Drapeau ukrainien accepté, drapeau palestinien sanctionné ?
Ce principe fondamental, inscrit dans le Code de la fonction publique, impose aux édifices publics de ne pas exprimer d’opinions politiques, religieuses ou philosophiques. Une jurisprudence clé remonte à 2005 : le Conseil d’État a obligé la mairie de Sainte-Anne (Guadeloupe) à retirer un drapeau indépendantiste, affirmant que les mairies ne sauraient servir de tribune partisane.
Les obligations légales sont claires : les bâtiments publics doivent rester neutres, sauf si le pavoisement reflète une position officielle de l’État, comme la reconnaissance diplomatique de la Palestine. Des exemples récents illustrent ces tensions. À Malakoff (Hauts-de-Seine), le tribunal administratif de Cergy-Pontoise a ordonné le retrait du drapeau palestinien, assorti d’une astreinte de 150 euros par jour de retard, malgré le maintien par la maire communiste.

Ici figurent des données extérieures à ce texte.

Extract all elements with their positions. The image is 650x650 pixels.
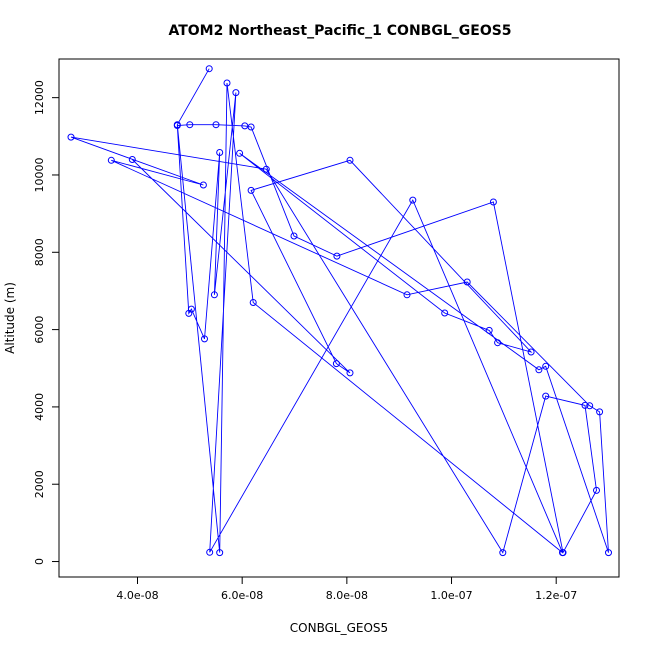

À Strasbourg, une illumination aux couleurs palestiniennes a été interdite a posteriori. En comparaison, le drapeau ukrainien a été validé en 2024 comme geste de solidarité nationale, et le drapeau israélien après les attaques du 7 octobre 2023, distinguant solidarité internationale d’opinion partisane.

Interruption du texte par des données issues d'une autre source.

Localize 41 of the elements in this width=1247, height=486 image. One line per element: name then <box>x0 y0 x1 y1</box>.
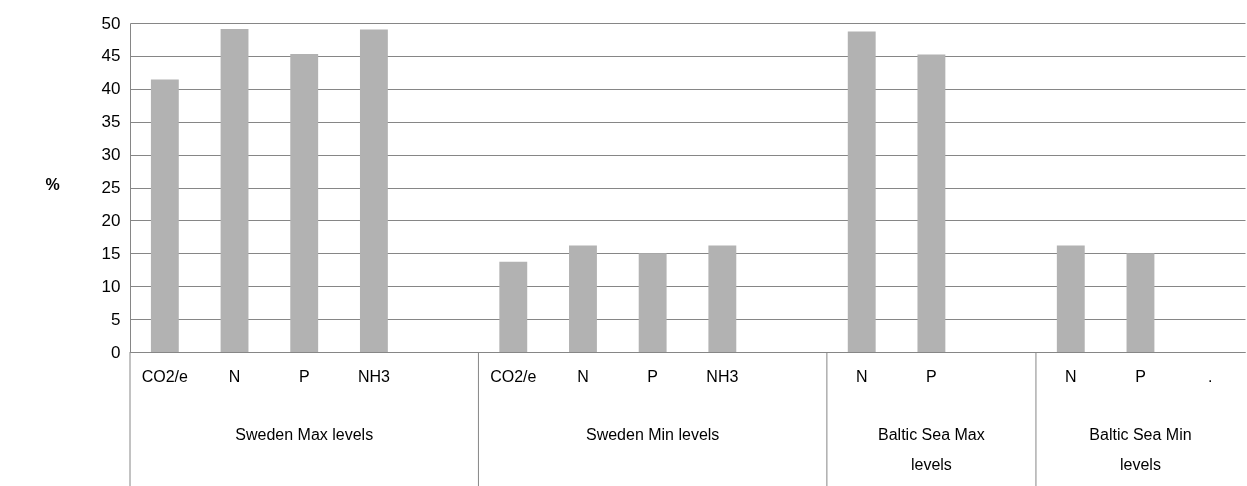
bar <box>569 245 597 352</box>
y-tick-label: 20 <box>101 210 121 230</box>
y-tick-label: 0 <box>111 342 121 362</box>
x-tick-label: N <box>1065 367 1077 385</box>
bar <box>638 253 667 352</box>
text: Baltic Sea Min levels <box>1089 426 1192 473</box>
bar <box>290 53 319 352</box>
x-tick-label: P <box>647 367 658 385</box>
y-tick-label: 35 <box>101 112 121 132</box>
bar <box>359 29 388 352</box>
bar <box>708 245 737 352</box>
bar <box>917 54 946 352</box>
y-tick-label: 25 <box>101 178 121 197</box>
y-tick-label: 50 <box>101 13 121 33</box>
x-tick-label: P <box>1135 367 1146 385</box>
y-tick-label: 30 <box>101 145 121 165</box>
y-tick-label: 40 <box>101 79 121 99</box>
bar <box>220 28 249 352</box>
bar <box>150 79 179 352</box>
x-tick-label: N <box>228 367 241 385</box>
x-tick-label: CO2/e <box>490 367 537 385</box>
x-tick-label: P <box>298 367 310 385</box>
bar <box>1126 253 1155 352</box>
bar <box>1056 245 1085 352</box>
y-tick-label: 15 <box>101 243 121 263</box>
bar <box>847 31 876 352</box>
y-tick-label: 10 <box>101 276 121 296</box>
text: Baltic Sea Max levels <box>878 426 985 473</box>
x-tick-label: N <box>855 367 868 385</box>
y-axis-title: % <box>45 176 60 193</box>
text: Sweden Min levels <box>585 426 720 443</box>
text: Sweden Max levels <box>235 426 374 443</box>
x-tick-label: P <box>926 367 937 385</box>
x-tick-label: . <box>1207 367 1213 385</box>
x-tick-label: CO2/e <box>141 367 189 385</box>
y-tick-label: 45 <box>101 46 121 66</box>
x-tick-label: NH3 <box>357 367 391 385</box>
y-tick-label: 5 <box>111 309 121 329</box>
x-tick-label: N <box>577 367 589 385</box>
x-tick-label: NH3 <box>706 367 739 385</box>
bar <box>499 261 528 352</box>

Les tribunaux administratifs ne traitent pas toutes les saisines en urgence, laissant une marge d’interprétation. Les risques pour les maires sont financiers : astreintes si le drapeau persiste, mais aucune sanction si retiré rapidement. Cette affaire met en lumière la complexité juridique : entre devoir de neutralité et expression de solidarité diplomatique, les décisions varient.
Elle reflète les divisions politiques post-reconnaissance palestinienne, avec une droite mobilisée contre ces symboles et une gauche les défendant comme un acte légitime. Sans recommandation formelle, les tribunaux invitent à une prudence accrue pour éviter les contentieux, soulignant que la loi privilégie la neutralité pour préserver la confiance publique.